As many as 80,000 computer systems in India and about a million across the world have been estimated hit on Friday by the mass mailing worm Nymex that wrecks computers using the Windows operating system.
The virus with aliases such as Blackmal, Mywife, Kamasutra, grew and its variants has infected 80,000 systems in India," government officials here said.
They said the virus, which would strike on third of every month, had done all the damage it could have done by noon.
The worm infects systems using windows operating systems and can corrupt all documents with the file formats like .dmp, .doc, .mdb, .mde, .pdf, .psd, .ppt, .pps, .rar, .xls and .zip.
The worm came to light early December, Gulshan Rai, Director of Indian Computer Emergence Response Team (CERT) of the Department of Information Technology said. He, however, refused to confirm the number of infected systems in India.
Rai said cert had sent out an advisory to 800 organisations on January 23rd to protect their computer systems against the worm.
Top computer security firms like trend micro and McAfee have classified the virus as a low threat and provided protection to their clients well in advance.
"We had provided protection against the worm to our users by January 16 and none of our customers have reported that any of their computer systems have been infected by the worm," Niraj Kaushik, head of India operations of Trend Micro said.

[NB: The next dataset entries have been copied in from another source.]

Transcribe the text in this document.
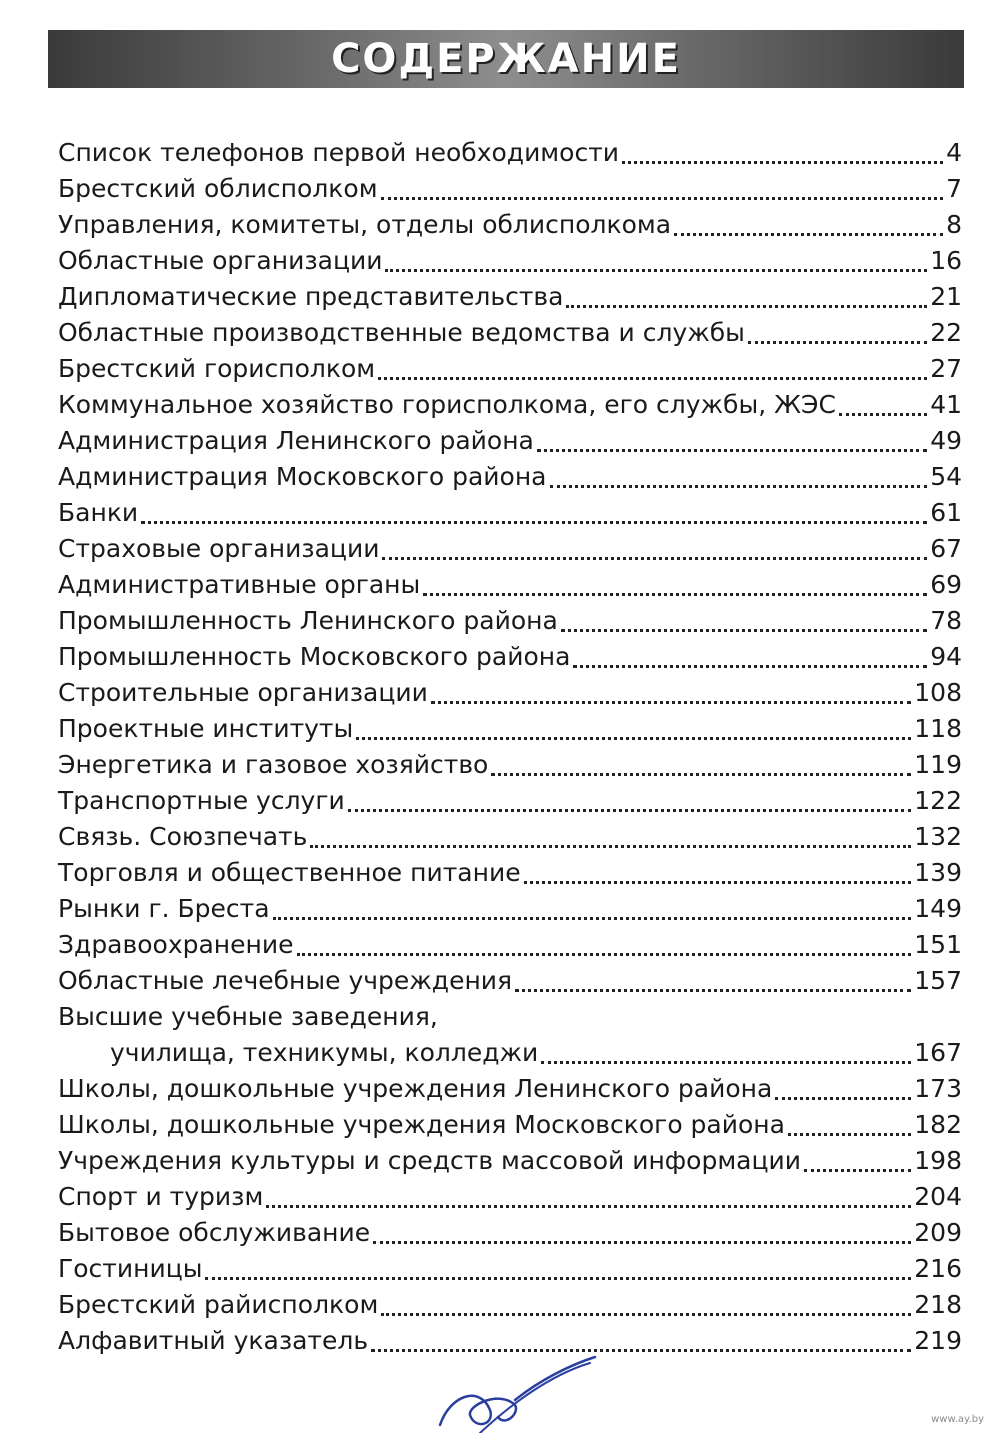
СОДЕРЖАНИЕ
Список телефонов первой необходимости	4
Брестский облисполком	7
Управления, комитеты, отделы облисполкома	8
Областные организации	16
Дипломатические представительства	21
Областные производственные ведомства и службы	22
Брестский горисполком	27
Коммунальное хозяйство горисполкома, его службы, ЖЭС	41
Администрация Ленинского района	49
Администрация Московского района	54
Банки	61
Страховые организации	67
Административные органы	69
Промышленность Ленинского района	78
Промышленность Московского района	94
Строительные организации	108
Проектные институты	118
Энергетика и газовое хозяйство	119
Транспортные услуги	122
Связь. Союзпечать	132
Торговля и общественное питание	139
Рынки г. Бреста	149
Здравоохранение	151
Областные лечебные учреждения	157
Высшие учебные заведения,
училища, техникумы, колледжи	167
Школы, дошкольные учреждения Ленинского района	173
Школы, дошкольные учреждения Московского района	182
Учреждения культуры и средств массовой информации	198
Спорт и туризм	204
Бытовое обслуживание	209
Гостиницы	216
Брестский райисполком	218
Алфавитный указатель	219
www.ay.by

Kaushik said the businesses who typically buy genuine anti-virus software would have got an upgrade to protect against the attack but in the consumer segment the risk of infection was highest as most of the users had pirated software and therefore they got no upgrades.
Kaushik said the exact figure of attacks by the worm would be difficult to get as most of the companies would not like to disclose security breaches while in consumer segment this data was hard to collect.
"Some estimates suggest that one million computers worldwide have been infected by the worm but the figures for India are not available," he added.
Shahani, director- sales, India at McAfee's India operations also said none of the company's customers had reported security breaches.
"Only protection against the worm is effective anti-virus system. We have provided our customers with upgraded versions of our anti-virus software," he said.
Sahani said though there were many versions of anti-virus software that were available free they did not guarantee fool-proof protection.